In a speech today, Oxfam’s Winnie Byanyima evoked the words of Greta Thunberg, the Swedish teenager who yesterday was nominated for the Nobel Peace Prize and today is leading another strike by school children around the world, protesting against climate change and our pitiful weakness to resolve it.
Winnie implored the UN to show the same clarity of purpose and energy exemplified by the 16-year-old Swede.
Yes, we abhor kids being out of school. But climate change means that one day many may not even have a school to attend. Anyone whose very existence is under threat should at least have the right to speak up about it. The right to protest, to mobilize and organize, to raise one’s voice and have it heard, is no less a right that it should be denied.
To our children, climate change is not an abstract idea but a frightening, threatening reality. Our children are seeing their leaders failing to tame our economy’s addiction to coal, oil and gas, driving our planet toward and over 1.5 degrees warming. We place economic growth on a pedestal and disregard its harmful consequences on people. So what if the factory that employs people in the village also emits pollution that creates health hazards and climate change? Or if the much-hyped oil plant also taints people’s drinking water and spews out greenhouse gases?
Nearly half of the world’s population lives on under $5.50 a day, the World Bank’s new poverty line for extreme poverty in upper and middle income countries. If we continue to tinker around the edges of our current system, we will need a global economy 175 times bigger for everyone to achieve life above the extreme poverty line. This would destroy our planet – so it is self-evident that the structure of our economic model must change.

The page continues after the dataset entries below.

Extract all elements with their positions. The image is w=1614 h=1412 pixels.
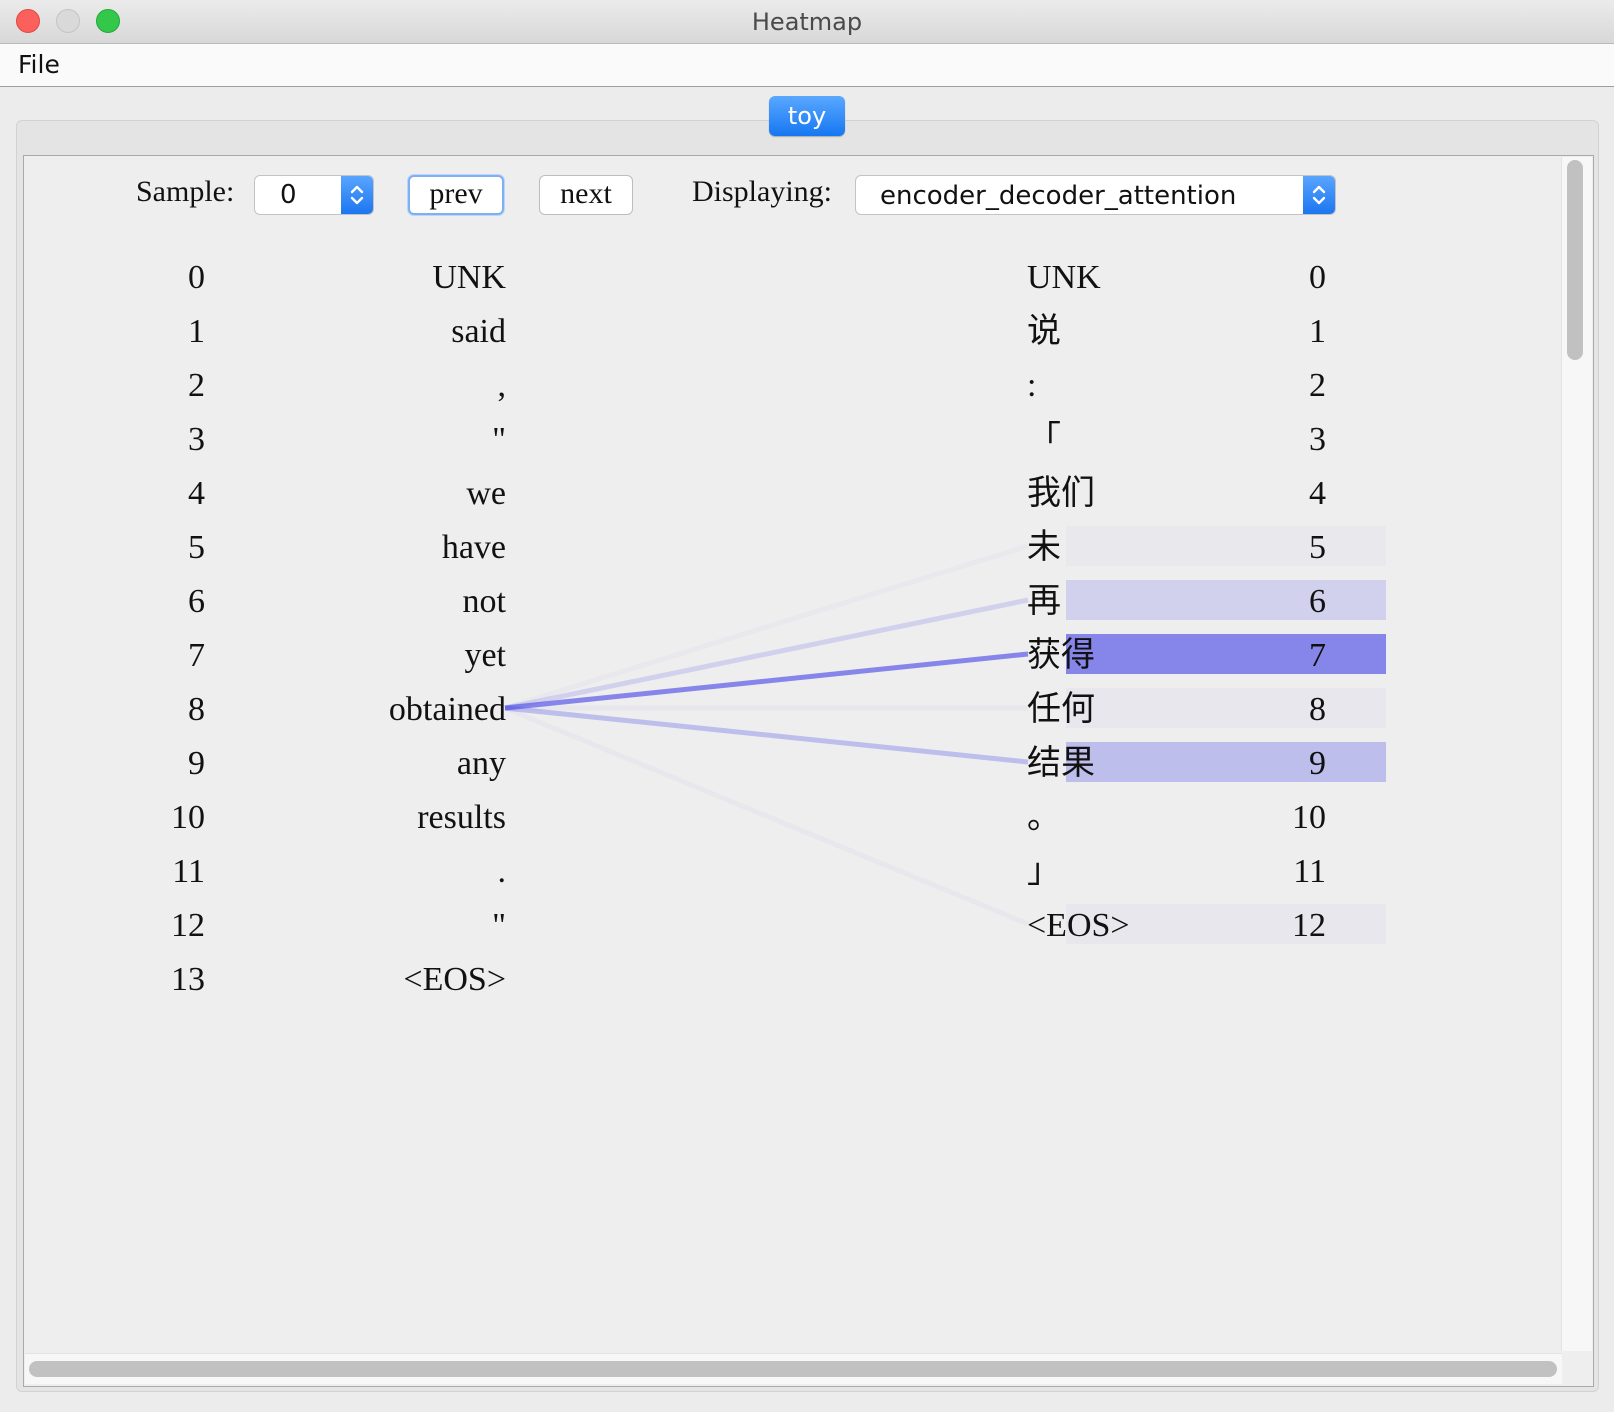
source-token[interactable]: not — [463, 583, 507, 620]
source-index[interactable]: 7 — [188, 637, 205, 674]
target-index[interactable]: 9 — [1309, 745, 1326, 782]
target-index[interactable]: 3 — [1309, 421, 1326, 458]
target-token[interactable]: 「 — [1027, 420, 1061, 458]
target-token[interactable]: 未 — [1027, 528, 1061, 566]
source-index[interactable]: 2 — [188, 367, 205, 404]
source-token[interactable]: said — [451, 313, 506, 350]
source-token[interactable]: obtained — [389, 691, 506, 728]
attention-bar — [1066, 634, 1386, 674]
target-index[interactable]: 2 — [1309, 367, 1326, 404]
attention-line — [504, 705, 1029, 765]
source-token[interactable]: , — [498, 367, 507, 404]
target-index[interactable]: 1 — [1309, 313, 1326, 350]
target-token[interactable]: 我们 — [1027, 474, 1095, 512]
target-token[interactable]: <EOS> — [1027, 907, 1130, 944]
attention-bar — [1066, 688, 1386, 728]
source-token[interactable]: " — [492, 421, 506, 458]
target-token[interactable]: 任何 — [1027, 690, 1095, 728]
target-index[interactable]: 12 — [1292, 907, 1326, 944]
target-index[interactable]: 7 — [1309, 637, 1326, 674]
source-index[interactable]: 11 — [172, 853, 205, 890]
attention-line — [504, 705, 1029, 927]
source-token[interactable]: " — [492, 907, 506, 944]
target-token[interactable]: UNK — [1027, 259, 1101, 296]
target-token[interactable]: 结果 — [1027, 744, 1095, 782]
target-index[interactable]: 5 — [1309, 529, 1326, 566]
source-index[interactable]: 8 — [188, 691, 205, 728]
attention-heatmap[interactable]: 0 UNK 1 said 2, 3 " 4 we 5 have 6 not 7 yet 8 obtained 9 a… — [0, 0, 1560, 1340]
source-token[interactable]: UNK — [432, 259, 506, 296]
source-token[interactable]: have — [442, 529, 506, 566]
source-token[interactable]: any — [457, 745, 506, 782]
source-index[interactable]: 1 — [188, 313, 205, 350]
target-token[interactable]: 。 — [1027, 799, 1061, 836]
attention-bar — [1066, 526, 1386, 566]
attention-line — [504, 597, 1029, 711]
target-index[interactable]: 4 — [1309, 475, 1326, 512]
source-index[interactable]: 4 — [188, 475, 205, 512]
source-index[interactable]: 0 — [188, 259, 205, 296]
target-index[interactable]: 0 — [1309, 259, 1326, 296]
source-index[interactable]: 9 — [188, 745, 205, 782]
source-token[interactable]: yet — [464, 637, 506, 674]
target-token[interactable]: 说 — [1027, 312, 1061, 350]
target-token[interactable]: 再 — [1027, 583, 1061, 620]
attention-line — [504, 651, 1029, 711]
source-index[interactable]: 6 — [188, 583, 205, 620]
target-token[interactable]: : — [1027, 367, 1036, 404]
source-token[interactable]: results — [417, 799, 506, 836]
attention-line — [505, 546, 1028, 708]
target-index[interactable]: 10 — [1292, 799, 1326, 836]
source-token[interactable]: <EOS> — [403, 961, 506, 998]
attention-bar — [1066, 742, 1386, 782]
target-token[interactable]: 」 — [1027, 853, 1061, 890]
source-index[interactable]: 5 — [188, 529, 205, 566]
vertical-scroll-thumb[interactable] — [1567, 160, 1583, 360]
target-token[interactable]: 获得 — [1027, 636, 1095, 674]
target-index[interactable]: 8 — [1309, 691, 1326, 728]
horizontal-scroll-thumb[interactable] — [29, 1361, 1557, 1377]
source-index[interactable]: 12 — [171, 907, 205, 944]
attention-bar — [1066, 580, 1386, 620]
source-token[interactable]: we — [466, 475, 506, 512]
target-index[interactable]: 11 — [1293, 853, 1326, 890]
source-index[interactable]: 13 — [171, 961, 205, 998]
target-index[interactable]: 6 — [1309, 583, 1326, 620]
source-token[interactable]: . — [498, 853, 507, 890]
source-index[interactable]: 10 — [171, 799, 205, 836]
source-index[interactable]: 3 — [188, 421, 205, 458]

We are the proverbial ostriches with our heads in the sand, refusing to acknowledge that our system of pursuing development has not only given rise to huge inequality between the 1% super-rich and the rest – but it’s also been destroying our planet. We need to transform our economic system so that it redistributes income and wealth more fairly, and is powered in a greener, cleaner, more sustainable way. This economic transformation is entirely achievable and within our hands; we need a “New Green Deal” that both redistributes wealth and allows us a more sure and sustainable way to steward our planet.
We will be judged both by the environmental legacy we leave our children and how much we have prepared them to speak truth to power and take on the emerging challenges of a complex world.